The Interior Minister has said that all captives would be treated as prisoners of war, even those who seemed to be under 18. "These are not child soldiers, they are child mercenaries." (Where are the cries, wails and gnashing of teeth over this from the loony left? Just don't put them in Gitmo, right libs?)

Chad's government on Wednesday displayed more than 100 prisoners it said were captured during a rebel assault on the capital this month, branding them Sudanese mercenaries, Islamic militants and members of al Qaeda.

The prisoners, many of them children, were packed into a tiny courtyard of N'Djamena's police headquarters which smelt of excrement. Many appeared exhausted, seated barefoot on the concrete floor, while others stared blankly into the distance as journalists scrambled to film them.

"They are from the Islamic Legion, from al Qaeda, or purely and simply mercenaries," said Interior Minister Mahamat Ahmat Bachir, as he showed journalists an ammunition box filled with ID cards and documents he claimed belonged to the rebels.

Fog of War and all that...

Bachir did not explain why the government had waited for more than a week after the Feb. 2 attack on N'Djamena to present the prisoners.

More than 160 people were killed in two days of confused street fighting which sent tens of thousands of refugees fleeing into Cameroon and hampered a massive relief programme in eastern Chad, which borders Sudan's Darfur region.

Many of the documents were written in Arabic, while some ID cards were those of men belonging to the Rally of Forces for Change (RFC), a rebel group led by Timane Erdimi, a nephew of Chadian President Idriss Deby.

Bachir said more than 40 percent of the 135 prisoners were Sudanese. Deby's government has accused Khartoum of supporting the rebel coalition in Chad in order to export Arab Islamic militancy westward across the Sahara.

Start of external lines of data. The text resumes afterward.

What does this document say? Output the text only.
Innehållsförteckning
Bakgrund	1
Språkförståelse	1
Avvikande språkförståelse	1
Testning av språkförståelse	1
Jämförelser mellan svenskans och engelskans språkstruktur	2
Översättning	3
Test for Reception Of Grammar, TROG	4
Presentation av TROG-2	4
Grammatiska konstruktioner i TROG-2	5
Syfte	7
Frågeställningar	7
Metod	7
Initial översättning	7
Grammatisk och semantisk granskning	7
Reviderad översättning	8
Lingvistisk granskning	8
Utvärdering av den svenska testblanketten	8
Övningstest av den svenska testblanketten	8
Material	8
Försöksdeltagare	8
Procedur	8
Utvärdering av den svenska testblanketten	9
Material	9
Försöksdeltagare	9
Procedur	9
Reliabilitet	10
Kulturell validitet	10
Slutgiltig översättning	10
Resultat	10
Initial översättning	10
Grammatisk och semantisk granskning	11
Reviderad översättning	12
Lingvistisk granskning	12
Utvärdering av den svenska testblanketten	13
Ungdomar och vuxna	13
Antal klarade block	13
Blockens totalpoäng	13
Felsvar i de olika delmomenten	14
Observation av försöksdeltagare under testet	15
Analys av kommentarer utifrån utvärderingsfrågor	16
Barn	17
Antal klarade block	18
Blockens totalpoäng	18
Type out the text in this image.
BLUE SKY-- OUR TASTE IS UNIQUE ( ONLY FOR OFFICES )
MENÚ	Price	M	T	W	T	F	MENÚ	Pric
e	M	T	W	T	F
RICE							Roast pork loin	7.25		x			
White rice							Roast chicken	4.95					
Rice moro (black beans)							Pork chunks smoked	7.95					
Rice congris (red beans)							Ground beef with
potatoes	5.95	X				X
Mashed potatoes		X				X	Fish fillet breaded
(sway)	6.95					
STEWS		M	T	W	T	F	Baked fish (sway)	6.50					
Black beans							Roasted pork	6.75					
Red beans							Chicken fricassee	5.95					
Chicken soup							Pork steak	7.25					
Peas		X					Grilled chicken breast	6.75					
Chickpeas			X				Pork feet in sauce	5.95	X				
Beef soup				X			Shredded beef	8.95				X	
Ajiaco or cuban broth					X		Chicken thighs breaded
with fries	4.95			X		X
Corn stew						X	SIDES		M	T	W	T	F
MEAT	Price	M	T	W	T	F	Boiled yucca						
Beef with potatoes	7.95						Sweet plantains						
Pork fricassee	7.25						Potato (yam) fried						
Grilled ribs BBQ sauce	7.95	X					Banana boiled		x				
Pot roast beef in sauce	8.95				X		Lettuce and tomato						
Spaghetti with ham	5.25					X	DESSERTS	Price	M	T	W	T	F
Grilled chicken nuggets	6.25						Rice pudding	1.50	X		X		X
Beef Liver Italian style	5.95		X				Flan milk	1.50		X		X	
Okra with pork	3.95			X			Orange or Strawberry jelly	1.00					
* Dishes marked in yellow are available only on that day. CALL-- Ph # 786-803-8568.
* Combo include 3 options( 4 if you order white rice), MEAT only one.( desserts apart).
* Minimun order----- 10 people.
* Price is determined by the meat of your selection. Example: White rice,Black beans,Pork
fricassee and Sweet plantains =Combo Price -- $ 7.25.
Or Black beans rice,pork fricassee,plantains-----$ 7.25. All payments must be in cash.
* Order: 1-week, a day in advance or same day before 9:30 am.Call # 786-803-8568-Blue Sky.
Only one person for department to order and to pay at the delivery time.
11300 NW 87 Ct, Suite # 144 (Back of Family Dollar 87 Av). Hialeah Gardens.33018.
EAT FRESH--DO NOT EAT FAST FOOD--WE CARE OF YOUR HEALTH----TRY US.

"Even those who are Chadian are not really Chadian, they are mercenaries in the pay of Sudan," Bachir added. "They came to invade our country, they were sent by (Sudanese President) Omar al-Bashir to come and destabilise not only Chad, but all of Africa."

The minister said the captives would be treated as prisoners of war, even those who seemed to be under 18. "These are not child soldiers, they are child mercenaries," he told journalists.

One room in the compound had been reserved for the wounded, who lay on the floor with bandaged limbs and drips hanging from a string along the ceiling.

The minister vowed to search for rebels still hiding in N'Djamena and said house-to-house searches would continue: "Anyone who hides a rebel will be treated as a rebel."

It was not clear when some prisoners had been captured. One 19-year-old boy pulled from the crowd to talk with journalists said he was captured in the eastern town of Tissi in December, and had not taken part in the battle for N'Djamena.

At this point the government delegation ended the visit.

When asked earlier about the fate of three opposition members arrested in the wake of the rebel attack, Bachir said the government had only heard about this on the radio and was conducting its own judicial enquiry on Tuesday.

France, which has strongly backed Deby's government, called on Tuesday for immediate clarification of their whereabouts.

"When these people were arrested, the zones where they live were controlled by mercenaries," Bachir said.